6 Department of Psychology, Genetic Institute, Islamic Azad University- Zarand Branch, Kerman, Iran


Objective(s): The contribution of classic progesterone receptors (PR) in interceding the neuroprotective efficacy of progesterone (P4) on the prevention of brain edema and long-time behavioral disturbances was assessed in traumatic brain injury (TBI).
Materials and Methods: Female Wistar rats were ovariectomized and apportioned into 6 groups: sham, TBI, oil, P4, vehicle, and RU486. P4 or oil was injected following TBI. The antagonist of PR (RU486) or DMSO was administered before TBI. The brain edema and destruction of the blood-brain barrier (BBB) were determined. Intracranial pressure (ICP), cerebral perfusion pressure (CPP), and beam walk (BW) task were evaluated previously and at various times post-trauma. Long-time locomotor and cognitive consequences were measured one day before and on days 3, 7, 14, and 21 after the trauma.

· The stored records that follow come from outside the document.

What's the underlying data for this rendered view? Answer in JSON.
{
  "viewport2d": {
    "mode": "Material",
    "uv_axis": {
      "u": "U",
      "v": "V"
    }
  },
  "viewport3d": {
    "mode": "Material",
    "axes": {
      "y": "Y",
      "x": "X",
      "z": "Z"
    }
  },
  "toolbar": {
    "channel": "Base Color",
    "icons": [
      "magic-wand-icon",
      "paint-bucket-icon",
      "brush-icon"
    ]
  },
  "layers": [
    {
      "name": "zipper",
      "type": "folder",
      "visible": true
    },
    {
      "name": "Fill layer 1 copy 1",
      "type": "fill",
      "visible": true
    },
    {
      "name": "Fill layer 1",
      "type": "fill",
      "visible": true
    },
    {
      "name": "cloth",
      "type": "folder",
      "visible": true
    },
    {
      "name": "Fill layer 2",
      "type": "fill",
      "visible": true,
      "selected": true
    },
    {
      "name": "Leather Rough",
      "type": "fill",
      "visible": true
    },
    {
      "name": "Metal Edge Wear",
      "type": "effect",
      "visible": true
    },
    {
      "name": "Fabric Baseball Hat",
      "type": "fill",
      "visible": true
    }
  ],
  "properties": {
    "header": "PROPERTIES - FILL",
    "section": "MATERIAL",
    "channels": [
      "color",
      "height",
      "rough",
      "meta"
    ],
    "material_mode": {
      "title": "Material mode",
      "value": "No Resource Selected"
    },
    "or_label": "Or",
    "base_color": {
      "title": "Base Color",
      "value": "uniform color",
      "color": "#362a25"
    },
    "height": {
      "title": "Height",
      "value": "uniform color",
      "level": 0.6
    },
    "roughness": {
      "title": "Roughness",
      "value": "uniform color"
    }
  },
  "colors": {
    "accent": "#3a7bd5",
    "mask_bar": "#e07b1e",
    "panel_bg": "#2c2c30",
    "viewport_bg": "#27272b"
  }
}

Results: RU486 eliminated the inhibitory effects of P4 on brain edema and BBB leakage (p <0.05, p <0.001, respectively). RU486 inhibited the decremental effect of P4 on ICP as well as the increasing effect of P4 on CPP (p <0.001) after TBI. Also, RU486 inhibited the effect of P4 on the increase in traversal time and reduction in vestibulomotor score in the BW task (p <0.001). TBI induced motor, cognitive, and anxiety-like disorders, which lasted for 3 weeks after TBI; but, P4 prevented these cognitive and behavioral abnormalities (p <0.05), and RU486 opposed this P4 effect (p <0.001).
Conclusion: The classic progesterone receptors have neuroprotective effects and prevent long-time behavioral and memory deficiency after brain trauma.